Не прощаясь, она скрылась за воротами. Последовал скрежет задвигаемого засова. Я почувствовал себя страшно одиноким, измотанным и напуганным в гнетущей тишине оранжевого заката. С сомнением я поболтал в воздухе жутким колокольчиком. Послышался отвратительный глухой стук. Чувствуя, что еще несколько секунд промедления, и я, бросив все у ворот, с воплями побегу догонять маму, я двинулся к Пещере.

Тело Айюри лежало у входа. Некоторое время я тупо глядел на то, что осталось от моей сестры. Она была совершенно голой и такой грязной, словно ее окунали в дерьмо. Голова была небрежно выбрита, а на самой макушке зияла страшная рана, словно ей вбивали в темечко кол. Солнце почти ушло, но я был этому только рад. Бог весть, какие еще следы надругательств могли мне открыться при ярком свете! Впрочем, я уже потерял способность что-либо чувствовать. Единственное, что меня занимало – это как попасть на ту сторону с сестрой, кастрюлей и колоколом в руках, если и в одиночку к порогу приходилось с трудом протискиваться по длинным узким расщелинам.

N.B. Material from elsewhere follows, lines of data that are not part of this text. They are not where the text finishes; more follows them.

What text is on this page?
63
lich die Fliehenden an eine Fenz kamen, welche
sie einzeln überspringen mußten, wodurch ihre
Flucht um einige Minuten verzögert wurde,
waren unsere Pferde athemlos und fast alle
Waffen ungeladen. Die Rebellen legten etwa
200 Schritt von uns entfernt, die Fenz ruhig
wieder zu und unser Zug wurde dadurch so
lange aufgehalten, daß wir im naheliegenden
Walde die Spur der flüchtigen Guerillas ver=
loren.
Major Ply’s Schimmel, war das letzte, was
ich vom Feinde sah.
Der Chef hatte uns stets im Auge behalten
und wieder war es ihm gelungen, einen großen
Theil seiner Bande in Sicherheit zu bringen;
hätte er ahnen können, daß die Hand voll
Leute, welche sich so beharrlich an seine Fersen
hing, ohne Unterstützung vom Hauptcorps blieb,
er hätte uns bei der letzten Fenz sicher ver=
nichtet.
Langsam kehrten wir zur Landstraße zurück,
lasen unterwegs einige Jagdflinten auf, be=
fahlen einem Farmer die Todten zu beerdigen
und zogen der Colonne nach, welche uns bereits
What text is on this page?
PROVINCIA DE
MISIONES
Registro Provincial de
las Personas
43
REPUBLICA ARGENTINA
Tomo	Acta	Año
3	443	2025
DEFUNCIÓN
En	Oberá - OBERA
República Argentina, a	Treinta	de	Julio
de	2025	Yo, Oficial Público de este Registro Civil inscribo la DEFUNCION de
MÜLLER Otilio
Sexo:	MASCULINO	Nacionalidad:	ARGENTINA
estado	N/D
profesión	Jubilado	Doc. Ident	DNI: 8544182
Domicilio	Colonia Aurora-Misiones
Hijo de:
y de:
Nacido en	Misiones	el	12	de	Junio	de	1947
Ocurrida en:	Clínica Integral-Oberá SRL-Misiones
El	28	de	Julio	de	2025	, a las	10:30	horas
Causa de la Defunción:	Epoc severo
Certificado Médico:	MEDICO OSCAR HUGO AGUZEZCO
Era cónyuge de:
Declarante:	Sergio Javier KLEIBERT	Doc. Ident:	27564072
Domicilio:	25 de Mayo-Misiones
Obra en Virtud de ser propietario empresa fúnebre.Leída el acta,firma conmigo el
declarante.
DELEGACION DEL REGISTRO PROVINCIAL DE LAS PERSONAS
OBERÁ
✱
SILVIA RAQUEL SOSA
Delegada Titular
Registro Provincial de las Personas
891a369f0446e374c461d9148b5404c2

Кое-как пристроив на животе сестры мерзкие атрибуты, я поднял ее на руки, вошел в Священную Пещеру и совершенно не узнал ее. Первое, что я почувствовал – это невыносимый смрад. Он был почти что осязаемый, словно я окунулся в бассейн, наполненный гнилой кровью. Мысленно поблагодарив богов, что в желудке у меня пусто, я покрепче прижал к себе сестру и подождал, пока глаза привыкнут к темноте. Оказалось, что весь пол пещеры завален колокольчиками – такими же, как у меня, и разными емкостями с присохшими к стенкам остатками чего-то бурого, мерзкого и зловонного. Содержимое моей кастрюли тут же стало навязчиво липнуть к воображению. Хотелось немедленно от нее избавиться. Но именно в тот момент я, наконец, поверил, что что-то получится. Что я не первый, и до меня тут побывало уже достаточно безумцев. Они приходили сюда со своей ношей по одному, а возвращались уже вдвоем, побросав тут же использованную тошнотворную атрибутику - священной эта пещера была, увы, далеко не для всех.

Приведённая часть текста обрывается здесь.